I also dunno about the price, but I figure they'd be more expensive than a regular fabber, but the element canisters would be essentially the same, so I figure hospitals in this future could replace missing organs and limbs for a pretty small fee (cost of materials used to make the organ1 + a slight offset to help pay for the fabber itself + a small profit). Such a thing could revolutionize the medical industry! It could a huge step toward curing paralysis and so on. And no more waiting for years on a donor list! No more black market for organs harvested from healthy people!
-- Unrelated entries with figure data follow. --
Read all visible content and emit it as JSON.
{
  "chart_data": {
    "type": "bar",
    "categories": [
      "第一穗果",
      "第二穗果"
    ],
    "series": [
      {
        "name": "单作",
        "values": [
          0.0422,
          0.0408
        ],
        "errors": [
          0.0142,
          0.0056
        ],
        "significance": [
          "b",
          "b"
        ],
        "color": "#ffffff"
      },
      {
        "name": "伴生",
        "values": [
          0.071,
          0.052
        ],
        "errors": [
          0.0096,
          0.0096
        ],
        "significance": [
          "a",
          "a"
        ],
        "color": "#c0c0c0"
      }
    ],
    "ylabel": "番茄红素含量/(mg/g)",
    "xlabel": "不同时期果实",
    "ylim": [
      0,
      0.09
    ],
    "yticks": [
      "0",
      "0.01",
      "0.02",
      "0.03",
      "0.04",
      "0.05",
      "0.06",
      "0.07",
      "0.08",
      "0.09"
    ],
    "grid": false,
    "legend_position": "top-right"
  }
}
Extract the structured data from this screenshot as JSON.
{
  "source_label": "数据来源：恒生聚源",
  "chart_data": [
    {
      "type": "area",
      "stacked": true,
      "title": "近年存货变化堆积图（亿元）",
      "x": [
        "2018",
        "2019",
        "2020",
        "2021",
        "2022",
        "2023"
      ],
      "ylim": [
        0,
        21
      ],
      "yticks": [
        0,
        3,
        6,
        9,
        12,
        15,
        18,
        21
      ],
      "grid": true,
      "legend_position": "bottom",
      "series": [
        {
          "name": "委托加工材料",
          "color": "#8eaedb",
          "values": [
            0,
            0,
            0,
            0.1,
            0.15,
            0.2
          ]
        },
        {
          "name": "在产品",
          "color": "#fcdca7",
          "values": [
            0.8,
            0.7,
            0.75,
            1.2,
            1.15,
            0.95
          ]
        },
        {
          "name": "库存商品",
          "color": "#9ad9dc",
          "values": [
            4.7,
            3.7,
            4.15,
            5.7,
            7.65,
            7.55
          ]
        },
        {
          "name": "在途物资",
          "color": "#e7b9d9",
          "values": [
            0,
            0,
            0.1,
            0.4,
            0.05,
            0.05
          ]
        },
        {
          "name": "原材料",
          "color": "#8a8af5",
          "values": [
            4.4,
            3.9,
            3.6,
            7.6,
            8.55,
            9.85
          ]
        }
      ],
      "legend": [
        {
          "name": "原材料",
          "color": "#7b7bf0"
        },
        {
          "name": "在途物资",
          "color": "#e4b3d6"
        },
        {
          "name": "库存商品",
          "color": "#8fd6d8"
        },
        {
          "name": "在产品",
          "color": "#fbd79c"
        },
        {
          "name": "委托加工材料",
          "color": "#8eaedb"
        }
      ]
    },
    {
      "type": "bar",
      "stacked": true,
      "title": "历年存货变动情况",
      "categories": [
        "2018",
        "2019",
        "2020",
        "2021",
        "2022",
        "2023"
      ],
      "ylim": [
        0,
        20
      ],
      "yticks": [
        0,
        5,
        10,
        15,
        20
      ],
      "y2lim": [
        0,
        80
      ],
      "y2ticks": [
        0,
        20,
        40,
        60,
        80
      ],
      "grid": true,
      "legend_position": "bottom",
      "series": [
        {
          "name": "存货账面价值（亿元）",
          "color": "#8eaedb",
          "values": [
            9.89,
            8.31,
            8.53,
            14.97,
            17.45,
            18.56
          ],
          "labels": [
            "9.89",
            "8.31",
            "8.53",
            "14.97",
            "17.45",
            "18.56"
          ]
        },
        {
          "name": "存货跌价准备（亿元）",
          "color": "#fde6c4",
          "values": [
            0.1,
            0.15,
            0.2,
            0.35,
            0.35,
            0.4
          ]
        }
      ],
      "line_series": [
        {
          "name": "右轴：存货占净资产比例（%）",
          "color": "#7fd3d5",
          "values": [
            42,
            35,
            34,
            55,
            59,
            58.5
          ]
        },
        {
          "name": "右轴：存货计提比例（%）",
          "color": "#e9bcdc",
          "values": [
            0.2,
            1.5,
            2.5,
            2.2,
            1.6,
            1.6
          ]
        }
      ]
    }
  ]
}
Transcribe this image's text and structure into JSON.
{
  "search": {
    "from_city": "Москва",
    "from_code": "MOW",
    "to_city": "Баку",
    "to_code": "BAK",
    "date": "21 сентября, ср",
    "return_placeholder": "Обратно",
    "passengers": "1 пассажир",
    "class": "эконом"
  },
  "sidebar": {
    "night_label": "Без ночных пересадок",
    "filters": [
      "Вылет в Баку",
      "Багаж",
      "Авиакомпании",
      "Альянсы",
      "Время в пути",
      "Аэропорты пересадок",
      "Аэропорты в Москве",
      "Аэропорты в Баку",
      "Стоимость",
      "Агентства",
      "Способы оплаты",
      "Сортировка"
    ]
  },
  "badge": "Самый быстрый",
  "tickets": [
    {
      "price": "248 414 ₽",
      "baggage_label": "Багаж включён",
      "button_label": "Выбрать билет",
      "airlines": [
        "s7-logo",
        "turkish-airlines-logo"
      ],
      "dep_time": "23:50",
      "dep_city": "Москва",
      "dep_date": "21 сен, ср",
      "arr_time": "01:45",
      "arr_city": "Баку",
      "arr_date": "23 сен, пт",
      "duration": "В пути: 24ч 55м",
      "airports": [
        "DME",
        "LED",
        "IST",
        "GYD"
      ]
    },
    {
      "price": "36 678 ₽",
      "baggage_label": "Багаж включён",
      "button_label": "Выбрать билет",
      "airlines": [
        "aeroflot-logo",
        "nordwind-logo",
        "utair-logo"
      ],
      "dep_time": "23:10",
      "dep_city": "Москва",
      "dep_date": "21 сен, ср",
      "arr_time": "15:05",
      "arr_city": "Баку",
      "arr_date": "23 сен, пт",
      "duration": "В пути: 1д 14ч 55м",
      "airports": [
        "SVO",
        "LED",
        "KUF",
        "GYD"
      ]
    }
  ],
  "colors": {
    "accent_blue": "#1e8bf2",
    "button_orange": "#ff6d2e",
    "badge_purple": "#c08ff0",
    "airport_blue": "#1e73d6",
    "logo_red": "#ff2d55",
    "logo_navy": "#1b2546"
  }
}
1 = Analagous to the cost of ink and paper when you print at a public library.
Steph bouncy

Another "fab"ulous idea.

I was just watching this video, and the comment below it that "Thirty years ago the technology in this toy would have cost $100,000" made me think of another advertisement from the Mindeodean universe:

Get a ToyFabber 2000 for your child this holiday season! Pre-programmed with over 1000 different toy designs ranging from simple blocks to the latest toy robots and toy spacecrafts, the ToyFabber 2000 is the gift that keeps on giving! For just three easy payments of 100 credits, you can keep your child delighted and entertained for the rest of the year! So don't delay, order today! (Not intended for children under five Terran years of age. Contains moving parts. Adult supervision strongly advised. Element canisters sold separately. Fabulous Fabbers Inc. is not responsible for amputated fingers and other damage resulting from using this product improperly. But if that happens, may we recommend the MediFab 9000?)